Life flourished in the Ordovician 485 – 444 million years ago with molluscs and arthropods dominating the oceans. This was a period of high diversification called the Ordovician radiation. The early vertebrates evolved during this time.

Ordovician life
Diorama of a Cincinnatian seafloor (Late Ordovician) – nautiloid eating an Isotelus trilobite ©James St. John

This period lasted almost 41 million years. During this period the area north of the tropics was almost entirely ocean, and most of the world’s land was collected into the southern supercontinent Gondwana.

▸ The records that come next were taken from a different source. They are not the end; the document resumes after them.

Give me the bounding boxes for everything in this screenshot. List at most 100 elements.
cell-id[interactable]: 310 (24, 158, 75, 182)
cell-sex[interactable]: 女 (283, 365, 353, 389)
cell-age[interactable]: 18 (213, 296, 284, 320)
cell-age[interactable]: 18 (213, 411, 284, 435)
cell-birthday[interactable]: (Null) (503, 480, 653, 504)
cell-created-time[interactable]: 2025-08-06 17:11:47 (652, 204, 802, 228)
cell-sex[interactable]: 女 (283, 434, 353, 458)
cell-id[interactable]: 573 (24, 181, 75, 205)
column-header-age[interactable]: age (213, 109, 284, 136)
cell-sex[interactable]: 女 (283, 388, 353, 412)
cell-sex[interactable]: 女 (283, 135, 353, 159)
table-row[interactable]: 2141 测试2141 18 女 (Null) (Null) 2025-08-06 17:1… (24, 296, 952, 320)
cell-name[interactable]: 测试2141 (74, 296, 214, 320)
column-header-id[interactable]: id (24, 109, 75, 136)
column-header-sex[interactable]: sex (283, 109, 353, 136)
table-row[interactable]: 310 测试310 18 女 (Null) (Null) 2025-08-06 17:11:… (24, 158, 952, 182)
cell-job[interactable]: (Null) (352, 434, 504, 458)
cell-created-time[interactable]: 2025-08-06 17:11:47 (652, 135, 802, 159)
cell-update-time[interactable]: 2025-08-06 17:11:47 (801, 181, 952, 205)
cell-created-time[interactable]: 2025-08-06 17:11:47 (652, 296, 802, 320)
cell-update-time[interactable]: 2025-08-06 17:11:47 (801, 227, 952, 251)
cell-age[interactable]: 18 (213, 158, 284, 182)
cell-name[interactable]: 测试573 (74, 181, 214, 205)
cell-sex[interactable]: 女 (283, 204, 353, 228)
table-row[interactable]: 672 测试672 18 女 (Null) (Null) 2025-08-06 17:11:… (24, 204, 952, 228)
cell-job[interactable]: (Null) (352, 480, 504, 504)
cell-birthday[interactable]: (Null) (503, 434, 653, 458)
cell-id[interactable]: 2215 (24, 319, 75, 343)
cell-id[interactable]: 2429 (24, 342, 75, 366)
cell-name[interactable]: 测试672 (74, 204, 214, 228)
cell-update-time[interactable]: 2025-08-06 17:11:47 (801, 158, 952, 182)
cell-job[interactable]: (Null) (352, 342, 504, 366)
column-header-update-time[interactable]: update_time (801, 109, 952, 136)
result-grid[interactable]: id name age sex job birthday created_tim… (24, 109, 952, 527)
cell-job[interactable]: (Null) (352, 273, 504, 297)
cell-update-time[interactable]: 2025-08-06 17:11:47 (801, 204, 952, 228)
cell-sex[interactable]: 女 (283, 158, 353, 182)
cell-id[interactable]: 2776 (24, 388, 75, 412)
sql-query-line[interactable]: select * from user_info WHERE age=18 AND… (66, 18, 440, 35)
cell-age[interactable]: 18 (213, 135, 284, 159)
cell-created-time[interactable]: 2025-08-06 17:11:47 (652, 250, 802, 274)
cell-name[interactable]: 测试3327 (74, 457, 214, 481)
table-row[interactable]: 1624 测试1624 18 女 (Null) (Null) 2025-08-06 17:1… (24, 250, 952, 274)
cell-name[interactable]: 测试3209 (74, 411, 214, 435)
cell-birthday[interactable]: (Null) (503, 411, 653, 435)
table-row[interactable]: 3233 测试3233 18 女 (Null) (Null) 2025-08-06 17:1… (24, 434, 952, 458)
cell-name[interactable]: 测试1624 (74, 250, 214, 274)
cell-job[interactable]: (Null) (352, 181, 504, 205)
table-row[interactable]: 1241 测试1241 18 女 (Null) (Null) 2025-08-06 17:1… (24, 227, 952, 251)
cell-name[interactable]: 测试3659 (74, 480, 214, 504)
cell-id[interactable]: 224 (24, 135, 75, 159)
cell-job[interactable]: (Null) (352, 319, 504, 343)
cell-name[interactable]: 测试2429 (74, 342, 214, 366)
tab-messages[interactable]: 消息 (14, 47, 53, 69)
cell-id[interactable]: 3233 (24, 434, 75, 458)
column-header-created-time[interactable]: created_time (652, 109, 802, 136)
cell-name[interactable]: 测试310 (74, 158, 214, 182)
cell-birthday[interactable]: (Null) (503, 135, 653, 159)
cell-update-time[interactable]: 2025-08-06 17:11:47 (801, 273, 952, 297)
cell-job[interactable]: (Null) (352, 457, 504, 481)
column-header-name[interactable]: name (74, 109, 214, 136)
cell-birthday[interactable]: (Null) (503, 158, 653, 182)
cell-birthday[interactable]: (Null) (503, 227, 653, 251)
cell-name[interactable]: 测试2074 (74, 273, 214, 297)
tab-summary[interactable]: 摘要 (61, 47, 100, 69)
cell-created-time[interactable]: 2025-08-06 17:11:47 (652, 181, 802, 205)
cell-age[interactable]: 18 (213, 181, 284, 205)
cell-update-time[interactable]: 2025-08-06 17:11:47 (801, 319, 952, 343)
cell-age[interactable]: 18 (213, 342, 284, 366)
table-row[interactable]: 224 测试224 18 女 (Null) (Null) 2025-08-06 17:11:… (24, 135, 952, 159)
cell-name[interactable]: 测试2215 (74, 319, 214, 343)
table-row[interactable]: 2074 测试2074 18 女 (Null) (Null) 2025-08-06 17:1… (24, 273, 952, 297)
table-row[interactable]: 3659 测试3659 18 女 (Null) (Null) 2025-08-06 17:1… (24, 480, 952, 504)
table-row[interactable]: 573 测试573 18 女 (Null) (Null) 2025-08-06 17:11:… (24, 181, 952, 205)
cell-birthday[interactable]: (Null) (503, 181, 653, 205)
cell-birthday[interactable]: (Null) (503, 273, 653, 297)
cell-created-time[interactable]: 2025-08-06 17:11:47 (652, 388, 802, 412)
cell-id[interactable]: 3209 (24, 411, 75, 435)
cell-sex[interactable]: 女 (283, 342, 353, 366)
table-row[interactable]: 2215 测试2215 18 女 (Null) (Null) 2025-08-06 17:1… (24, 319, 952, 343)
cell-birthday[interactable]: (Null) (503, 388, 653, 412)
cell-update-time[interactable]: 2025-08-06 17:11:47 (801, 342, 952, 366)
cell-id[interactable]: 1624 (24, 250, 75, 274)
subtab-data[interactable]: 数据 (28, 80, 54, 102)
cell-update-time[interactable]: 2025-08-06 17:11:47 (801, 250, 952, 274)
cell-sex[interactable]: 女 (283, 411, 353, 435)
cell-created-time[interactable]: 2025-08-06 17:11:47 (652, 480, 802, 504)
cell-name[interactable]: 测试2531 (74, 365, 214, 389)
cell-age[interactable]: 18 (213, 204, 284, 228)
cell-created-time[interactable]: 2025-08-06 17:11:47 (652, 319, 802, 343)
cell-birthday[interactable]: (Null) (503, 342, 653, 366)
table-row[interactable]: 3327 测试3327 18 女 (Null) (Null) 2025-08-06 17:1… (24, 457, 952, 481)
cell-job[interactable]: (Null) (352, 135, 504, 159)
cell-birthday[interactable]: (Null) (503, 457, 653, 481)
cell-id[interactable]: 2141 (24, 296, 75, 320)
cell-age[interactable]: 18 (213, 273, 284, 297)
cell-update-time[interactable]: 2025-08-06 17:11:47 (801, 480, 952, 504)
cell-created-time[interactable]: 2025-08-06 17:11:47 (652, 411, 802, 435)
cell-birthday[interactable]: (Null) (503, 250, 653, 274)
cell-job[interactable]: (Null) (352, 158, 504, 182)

The Ordovician is best known for its diverse marine invertebrates, including graptolites, trilobites, brachiopods, and the conodonts. A typical marine community consisted of these animals, plus red and green algae, primitive fish, cephalopods, corals, crinoids, and gastropods.

During this time plants colonizated the land. There are microfossils of the cells, cuticle, and spores of early land plants. Fossil remains of early terrestrial arthropods are also known from this time.

Find out more with this great video on the Ancient Oceans of the Ordovician and the mass extinction.

During the Lower to Middle Ordovician the Earth experienced a milder climate — the weather was warm and the atmosphere contained a lot of moisture. Gondwana ended up on the South Pole during the late Ordovician causing massive glaciers formed. The shallow seas to drain and sea levels to drop. The Late Ordovician was one of the coldest times in the last 600 million years of Earth’s history. This is the likely cause of the mass extinctions that ended the Ordovician.

In this mass extinction 85% of all species, 60% of all marine invertebrate genera and 25% of all families went extinct.